- Abner Abner
- Coordinates: 32°37′40″N 96°11′30″W﻿ / ﻿32.62778°N 96.19167°W
- Country: United States
- State: Texas
- County: Kaufman
- Elevation: 535 ft (163 m)
- Time zone: UTC-6 (Central (CST))
- • Summer (DST): UTC-5 (CDT)
- GNIS feature ID: 1384213

= Abner, Texas =

Abner is an unincorporated community in Kaufman County, located in the U.S. state of Texas. It is located within the Dallas/Fort Worth Metroplex.

==History==
The community was initially known as Johnson's Point starting in 1871, named after Abner Johnson, who settled the area in the 1840s after piloting a keelboat on the Trinity River two years prior.
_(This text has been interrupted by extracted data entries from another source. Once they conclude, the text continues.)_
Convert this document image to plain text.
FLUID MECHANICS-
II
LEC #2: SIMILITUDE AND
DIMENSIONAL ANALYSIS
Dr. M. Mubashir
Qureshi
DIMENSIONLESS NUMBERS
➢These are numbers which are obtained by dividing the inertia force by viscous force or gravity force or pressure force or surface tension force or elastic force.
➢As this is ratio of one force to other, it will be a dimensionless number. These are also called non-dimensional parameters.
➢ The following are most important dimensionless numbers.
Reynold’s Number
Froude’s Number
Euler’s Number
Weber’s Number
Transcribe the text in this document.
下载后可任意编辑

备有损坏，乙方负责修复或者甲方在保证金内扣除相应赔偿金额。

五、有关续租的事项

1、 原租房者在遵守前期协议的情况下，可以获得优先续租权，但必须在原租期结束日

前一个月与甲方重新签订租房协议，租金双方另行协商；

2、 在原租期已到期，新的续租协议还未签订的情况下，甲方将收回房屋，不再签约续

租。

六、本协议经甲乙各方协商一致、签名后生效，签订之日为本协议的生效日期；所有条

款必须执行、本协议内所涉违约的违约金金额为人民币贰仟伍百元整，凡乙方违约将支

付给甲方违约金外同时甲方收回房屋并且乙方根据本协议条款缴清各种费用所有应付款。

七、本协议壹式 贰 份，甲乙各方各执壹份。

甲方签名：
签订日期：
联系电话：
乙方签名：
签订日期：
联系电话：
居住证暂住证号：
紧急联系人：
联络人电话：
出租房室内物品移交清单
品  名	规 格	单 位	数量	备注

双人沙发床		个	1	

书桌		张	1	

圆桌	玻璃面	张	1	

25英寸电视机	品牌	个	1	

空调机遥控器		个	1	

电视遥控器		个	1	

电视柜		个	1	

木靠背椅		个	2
A post office under that name opened in 1871, but only lasted for two years, giving up its mail service to Terrell. The community changed its name to Abner in 1885, when a new post office opened, remaining open through 1903. After that, mail was sent from Kaufman. The community had 25 residents, as well as a barber, two doctors, and a general store in 1890. It gained ten more residents six years later.

==Geography==
Abner is located on Farm to Market Road 2727, 7 mi northeast of Kaufman in east-central Kaufman County.

==Education==
Abner's first school district, named Johnson's Point, was established in 1885 by the Kaufman County Commissioner's Court. It joined the Kaufman Independent School District in 1949.